Après plusieurs renvois ordonnés à la demande de l'une ou l'autre des parties, l'affaire a été retenue à l'audience du 10 septembre 2024.
Par conclusions écrites déposées à l'audience par leur conseil, Monsieur [I] [V] et Madame [S] [E] épouse [V] demandent au tribunal, au visa de l'article 1217 du code civil, de :
condamner la SARL Canopée Habitat & Services à leur payer la somme de 1 281,67 euros, somme à valoir sur les travaux de reprise de leur habitation,condamner la SAS Agence 31 Architecte à leur payer la somme de 1 500 euros au titre du manquement contractuel,condamner solidairement la SARL Canopée Habitat & Services et la SAS Agence 31 Architecte à leur payer la somme de 1 500 euros au titre du préjudice de jouissance subi,condamner solidairement la SARL Canopée Habitat & Services et la SAS Agence 31 Architecte à leur payer la somme de 1 500 euros au titre du préjudice de moral subi,condamner solidairement la SARL Canopée Habitat & Services et la SAS Agence 31 Architecte aux entiers dépens, y compris les frais d'expertise judiciaire d'un montant de 3 690,96 euros,condamner solidairement la SARL Canopée Habitat & Services et la SAS Agence 31 Architecte à leur payer la somme de 2 000 euros au titre de l'article 700 du code de procédure civile,débouter la SARL Canopée Habitat & Services de son exception d'incompétence et de l'ensemble de ses demandes et conclusions.

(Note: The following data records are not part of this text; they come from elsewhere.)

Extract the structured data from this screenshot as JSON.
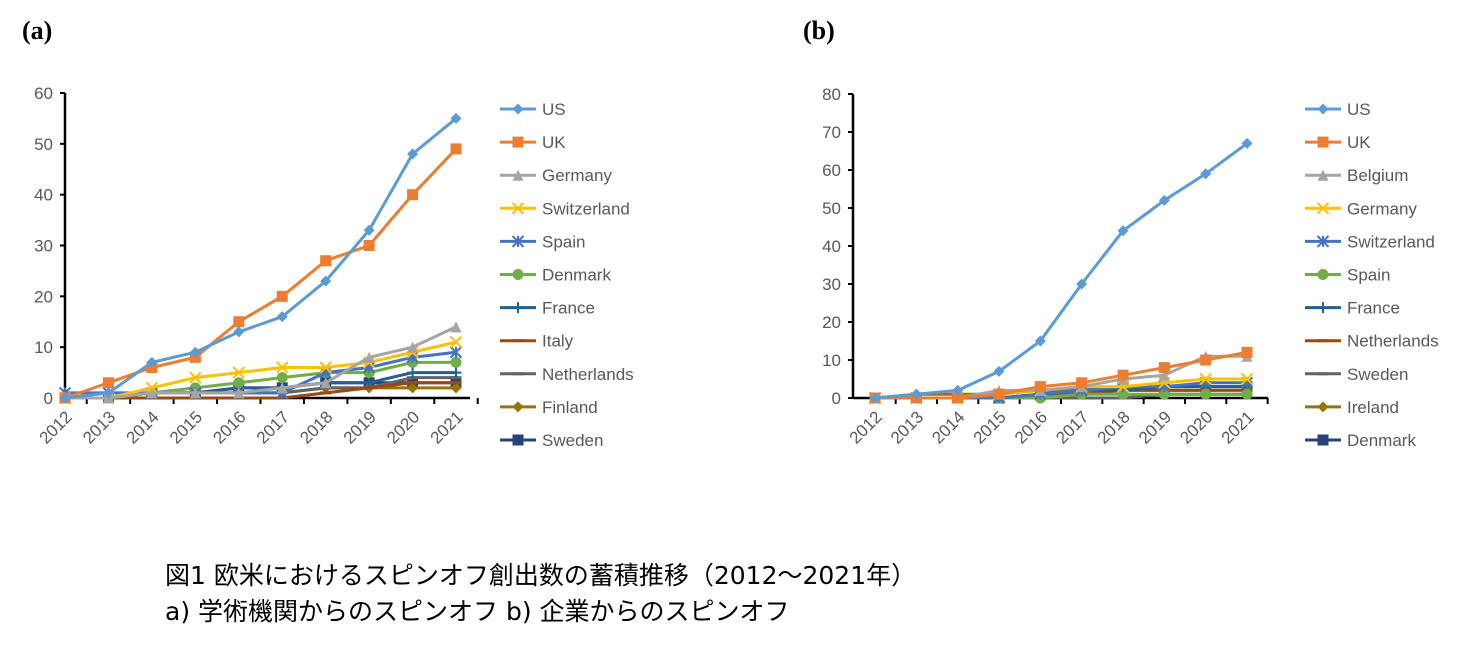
{
  "caption": {
    "line1": "図1 欧米におけるスピンオフ創出数の蓄積推移（2012～2021年）",
    "line2": "a) 学術機関からのスピンオフ b) 企業からのスピンオフ"
  },
  "chart_data": [
    {
      "type": "line",
      "panel_label": "(a)",
      "categories": [
        "2012",
        "2013",
        "2014",
        "2015",
        "2016",
        "2017",
        "2018",
        "2019",
        "2020",
        "2021"
      ],
      "ylim": [
        0,
        60
      ],
      "yticks": [
        0,
        10,
        20,
        30,
        40,
        50,
        60
      ],
      "legend": "right",
      "grid": false,
      "series": [
        {
          "name": "US",
          "color": "#5B9BD5",
          "marker": "diamond",
          "values": [
            0,
            1,
            7,
            9,
            13,
            16,
            23,
            33,
            48,
            55
          ]
        },
        {
          "name": "UK",
          "color": "#ED7D31",
          "marker": "square",
          "values": [
            0,
            3,
            6,
            8,
            15,
            20,
            27,
            30,
            40,
            49
          ]
        },
        {
          "name": "Germany",
          "color": "#A5A5A5",
          "marker": "triangle",
          "values": [
            0,
            0,
            1,
            1,
            1,
            2,
            3,
            8,
            10,
            14
          ]
        },
        {
          "name": "Switzerland",
          "color": "#FFC000",
          "marker": "x",
          "values": [
            0,
            0,
            2,
            4,
            5,
            6,
            6,
            7,
            9,
            11
          ]
        },
        {
          "name": "Spain",
          "color": "#4472C4",
          "marker": "asterisk",
          "values": [
            1,
            1,
            1,
            1,
            1,
            1,
            5,
            6,
            8,
            9
          ]
        },
        {
          "name": "Denmark",
          "color": "#70AD47",
          "marker": "circle",
          "values": [
            0,
            0,
            1,
            2,
            3,
            4,
            5,
            5,
            7,
            7
          ]
        },
        {
          "name": "France",
          "color": "#255E91",
          "marker": "plus",
          "values": [
            0,
            0,
            1,
            1,
            2,
            2,
            3,
            3,
            5,
            5
          ]
        },
        {
          "name": "Italy",
          "color": "#9E480E",
          "marker": "dash",
          "values": [
            0,
            0,
            0,
            0,
            0,
            0,
            1,
            2,
            3,
            3
          ]
        },
        {
          "name": "Netherlands",
          "color": "#636363",
          "marker": "dash",
          "values": [
            0,
            0,
            1,
            1,
            1,
            1,
            2,
            2,
            4,
            4
          ]
        },
        {
          "name": "Finland",
          "color": "#997300",
          "marker": "diamond",
          "values": [
            0,
            0,
            1,
            1,
            1,
            1,
            2,
            2,
            2,
            2
          ]
        },
        {
          "name": "Sweden",
          "color": "#264478",
          "marker": "square",
          "values": [
            0,
            0,
            1,
            1,
            2,
            2,
            3,
            3,
            3,
            3
          ]
        }
      ]
    },
    {
      "type": "line",
      "panel_label": "(b)",
      "categories": [
        "2012",
        "2013",
        "2014",
        "2015",
        "2016",
        "2017",
        "2018",
        "2019",
        "2020",
        "2021"
      ],
      "ylim": [
        0,
        80
      ],
      "yticks": [
        0,
        10,
        20,
        30,
        40,
        50,
        60,
        70,
        80
      ],
      "legend": "right",
      "grid": false,
      "series": [
        {
          "name": "US",
          "color": "#5B9BD5",
          "marker": "diamond",
          "values": [
            0,
            1,
            2,
            7,
            15,
            30,
            44,
            52,
            59,
            67
          ]
        },
        {
          "name": "UK",
          "color": "#ED7D31",
          "marker": "square",
          "values": [
            0,
            0,
            0,
            1,
            3,
            4,
            6,
            8,
            10,
            12
          ]
        },
        {
          "name": "Belgium",
          "color": "#A5A5A5",
          "marker": "triangle",
          "values": [
            0,
            0,
            0,
            2,
            2,
            3,
            5,
            6,
            11,
            11
          ]
        },
        {
          "name": "Germany",
          "color": "#FFC000",
          "marker": "x",
          "values": [
            0,
            0,
            0,
            1,
            2,
            3,
            3,
            4,
            5,
            5
          ]
        },
        {
          "name": "Switzerland",
          "color": "#4472C4",
          "marker": "asterisk",
          "values": [
            0,
            0,
            0,
            0,
            1,
            2,
            3,
            3,
            4,
            4
          ]
        },
        {
          "name": "Spain",
          "color": "#70AD47",
          "marker": "circle",
          "values": [
            0,
            0,
            0,
            0,
            0,
            1,
            1,
            1,
            1,
            1
          ]
        },
        {
          "name": "France",
          "color": "#255E91",
          "marker": "plus",
          "values": [
            0,
            0,
            0,
            0,
            1,
            2,
            2,
            3,
            3,
            3
          ]
        },
        {
          "name": "Netherlands",
          "color": "#9E480E",
          "marker": "dash",
          "values": [
            0,
            0,
            0,
            0,
            1,
            1,
            2,
            2,
            2,
            2
          ]
        },
        {
          "name": "Sweden",
          "color": "#636363",
          "marker": "dash",
          "values": [
            0,
            0,
            0,
            0,
            0,
            0,
            0,
            1,
            1,
            1
          ]
        },
        {
          "name": "Ireland",
          "color": "#997300",
          "marker": "diamond",
          "values": [
            0,
            1,
            1,
            1,
            2,
            2,
            3,
            3,
            3,
            3
          ]
        },
        {
          "name": "Denmark",
          "color": "#264478",
          "marker": "square",
          "values": [
            0,
            0,
            0,
            0,
            1,
            2,
            3,
            3,
            3,
            3
          ]
        }
      ]
    }
  ]
}
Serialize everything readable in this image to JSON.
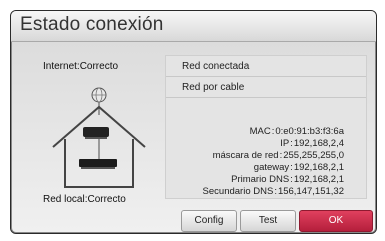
{
  "dialog": {
    "title": "Estado conexión"
  },
  "diagram": {
    "internet_label": "Internet:Correcto",
    "local_label": "Red local:Correcto"
  },
  "status": {
    "connected": "Red conectada",
    "type": "Red por cable"
  },
  "details": [
    {
      "key": "MAC",
      "value": "0:e0:91:b3:f3:6a"
    },
    {
      "key": "IP",
      "value": "192,168,2,4"
    },
    {
      "key": "máscara de red",
      "value": "255,255,255,0"
    },
    {
      "key": "gateway",
      "value": "192,168,2,1"
    },
    {
      "key": "Primario DNS",
      "value": "192,168,2,1"
    },
    {
      "key": "Secundario DNS",
      "value": "156,147,151,32"
    }
  ],
  "buttons": {
    "config": "Config",
    "test": "Test",
    "ok": "OK"
  },
  "colors": {
    "ok_button": "#c72b49",
    "panel": "#e4e4e4"
  }
}
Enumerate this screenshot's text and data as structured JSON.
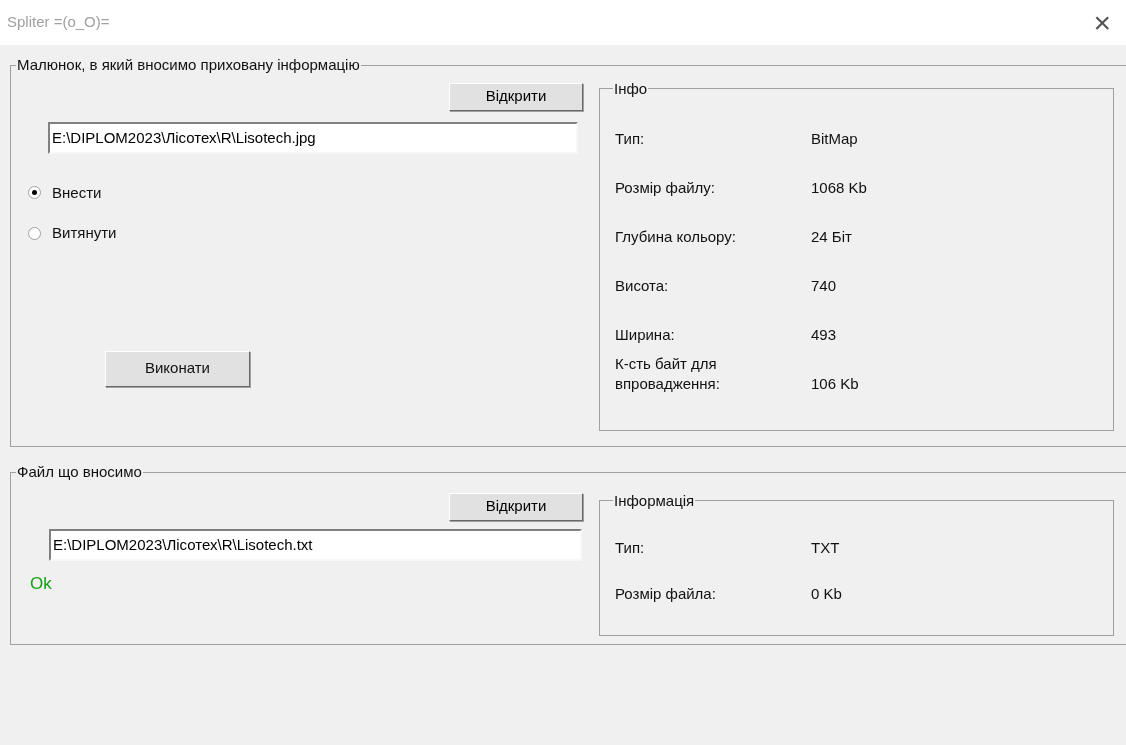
{
  "window": {
    "title": "Spliter =(o_O)=",
    "close": "×"
  },
  "image_group": {
    "title": "Малюнок, в який вносимо приховану інформацію",
    "open_button": "Відкрити",
    "path": "E:\\DIPLOM2023\\Лісотех\\R\\Lisotech.jpg",
    "modes": [
      {
        "label": "Внести",
        "selected": true
      },
      {
        "label": "Витянути",
        "selected": false
      }
    ],
    "run_button": "Виконати",
    "info": {
      "title": "Інфо",
      "rows": [
        {
          "label": "Тип:",
          "value": "BitMap"
        },
        {
          "label": "Розмір файлу:",
          "value": "1068 Kb"
        },
        {
          "label": "Глубина кольору:",
          "value": "24 Біт"
        },
        {
          "label": "Висота:",
          "value": "740"
        },
        {
          "label": "Ширина:",
          "value": "493"
        },
        {
          "label": "К-сть байт для впровадження:",
          "value": "106 Kb"
        }
      ]
    }
  },
  "file_group": {
    "title": "Файл що вносимо",
    "open_button": "Відкрити",
    "path": "E:\\DIPLOM2023\\Лісотех\\R\\Lisotech.txt",
    "status": {
      "text": "Ok",
      "kind": "success"
    },
    "info": {
      "title": "Інформація",
      "rows": [
        {
          "label": "Тип:",
          "value": "TXT"
        },
        {
          "label": "Розмір файла:",
          "value": "0 Kb"
        }
      ]
    }
  }
}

A l’appui de leurs prétentions, ils soutiennent que des malfaçons ont été constatées par l'expert judiciaire démontrant un manquement contractuel à l'obligation de résultat incombant à la SARL Canopée Habitat & Services ; qu'ils ont fait exécuter les travaux pour la somme de 1 281,67 euros correspondant aux deux pignons et dont ils demandent le remboursement sans que l'entreprise ne puisse réclamer l'exécution en nature des désordres de construction.
Ils indiquent que la SAS Agence 31 Architecte, a engagé sa responsabilité contractuelle en manquant aux obligations du contrat de maîtrise d'oeuvre définissant ses missions de supervision et coordination et alors qu'elle n'a pas fait rectifier les désordres pourtant constatés par l'expert judiciaire et rapportés par les époux [V].
Ils exposent avoir subi un préjudice de jouissance en devant supporter un bruit de fond pendant plusieurs mois du fait du sous-dimensionnement des casse-gouttières et du goutte à goutte en résultant qu'ils ont tenté de diminuer par le biais d'une installation sommaire.
Ils ajoutent avoir subi un préjudice moral en ce qu'ils ont été dépeints comme procédurier alors que leur tentative afin de résoudre amiablement le litige s'est soldé par un échec en raison de l'inertie de la SARL Canopée Habitat & Services et la SAS Agence 31 Architecte.
En réponse aux conclusions de la SARL Canopée Habitat & Services, ils sollicitent le rejet de l'exception d'incompétence puisque leurs demandes n'excèdent pas la somme de 10 000 euros, les frais d'expertise devant être exclus du calcul en ce qu'ils relèvent des dépens ; que l'article 1217 du code civil qu'ils invoquent est applicable à l'exécution contractuelle imparfaite ; que la demande formulée au titre de la procédure abusive est disproportionnée et injustifiée ; qu'ils justifient du préjudice qu’ils réclament et que la somme demandée au titre de l'article 700 est disproportionnée au regard du cadre de la procédure orale de l'affaire.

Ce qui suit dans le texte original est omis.